Friday, December 30, 2011

Electoral reform, epilogue

After my last post people kept sending in more things, and I keep discovering more from following the leads they give me. The topic also has a deep academic history, which I should have guessed. I thought I'd wrap up here with a quick summary before moving on.

A friend Matt pointed me at a 2005 New York Times article entitled "Why Vote?". It's fascinating and worth a read, but the bit about "your chances of winning a lottery and of affecting an election are pretty similar" is demonstrably false, as shown in the last post: fact is that you're trillions upon trillions of times more likely to win the lottery than to affect an election.

As mentioned (and misattributed) in the article, Anthony Downs, the pre-eminent economist and political scientist, in his 1957 work "An Economic Theory of Democracy", concluded that "a rational individual should abstain from voting". This, "Downs's Paradox" can be stated as

In voting, compute the benefits (B) of having one's candidate win and weight them by the infinitesimal probability (P) that one's vote will be decisive. Then, since voting is costly (takes time, mainly), calculate the overall reward (R), proportional to the probability of actually turning out, as R = P×B - C. Because P is so small, this will be negative for almost any positive C. Thus, no rational individual should vote.
And yet supposedly rational people do in fact vote—hence the paradox.

Some attempts to resolve this issue have introduced a new term, D, to the equation, representing the reward one gets from expressing oneself, participating generally in the democratic process, or fulfilling an endogenous sense of civic duty. Then the reward and probability of turning out becomes R = P×B - C + D which may be positive even for minuscule P, explaining the empirically observed turnout.
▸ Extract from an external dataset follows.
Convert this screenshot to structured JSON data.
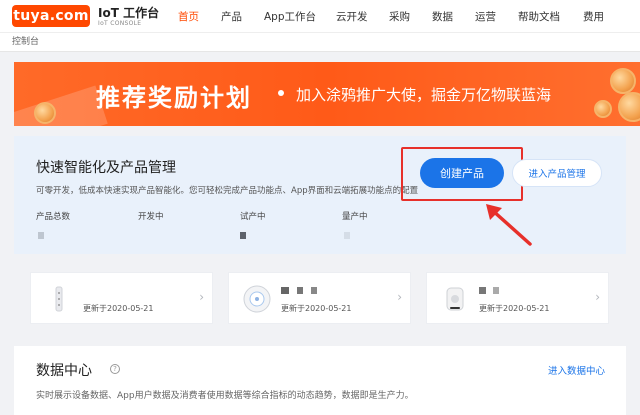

This leads us to the research on the Swiss system which is referenced by the Times article. In that paper Patricia Funk postulates another factor contributing to the term D: that of exogenous social pressure to vote. From the paper,

The key innovation of this paper is to use a natural experiment, which allows me to shed light on this particular motivator to vote: the introduction of optional mail voting in Switzerland.

The intuition behind this experiment lies in the opposite effects, postal voting (or other modern voting tools such as internet voting) have on economic and social incentives to vote. Concerning the first, the obvious effect is a reduction in voting costs, with a positive effect on turnout. Secondly, mail-in or internet voting renders the voting act unobservable. If social pressure matters for voting decisions, the presence of mail-in ballots provides an opportunity to escape. Therefore, the more social concerns matter for voting decisions, the more distinctive the mail ballot system’s trade-off between cost reduction and a reduction in social incentives.

While previous voting models cannot easily account for a negative turnout effect of mail-in or internet voting alternatives, a positive turnout effect is consistent with both traditional voting models and with those that include a concern for social motives. The sharpest test for social pressure arises from looking at the effect of postal voting in different-sized communities. A large number of anthropological studies have documented that social control is particularly strong in small and close-knit communities. People know each other and gossip about who does their civic duty and who does not. Therefore, the relief from social pressure is supposedly the highest in small communities and
ceteris paribus, also this negative "social effect" on turnout.

What the study found was that the reduction in voting cost afforded by the opportunity to vote by post didn't result in any statistically significant increase in turnout. In fact,

Turnout declined up to 7 percentage points in the [administrative division] with the highest share (i.e. 36%) of citizens living in small communities. A replication of the same procedure with community-level data confirms that the turnout decrease was particularly a “small-community”-phenomenon.

That is to say, once the Swiss were no longer obligated by the social pressure in close-knit communities to show their faces at the polling places, they didn't.

Smart.

One final note from my friend Andrew, who pointed me at the Asimov short story "Franchise" in which

the computer Multivac selects a single person to answer a number of questions. Multivac will then use the answers and other data to determine what the results of an election would be, avoiding the need for an actual election to be held.

I couldn't find an ebook so I ordered the paperback. Sounds like a good read.

Update 9.37pm December 30th: I couldn't leave it alone. Two final points, and then changing topic:
  1. Read Hannah's comment on the original post. It brings in Toqueville, about whom I now feel I should be more educated and you might too.
  2. I also wanted to add a super thought experiment which Robin threw in: what if government representatives themselves were simply chosen at random from the electorate? "It's super-duper jury service. Which, as an analogy, I realize, does not exactly fill a person with optimism," he writes but of course you've got to think past the implementation difficulties. Personally I'm pretty sure it'd be utter chaos in the short term but in the long term I figure the infrastructure surrounding these hapless "politicians" would adapt to the new regime. Probably they'd make it like the last.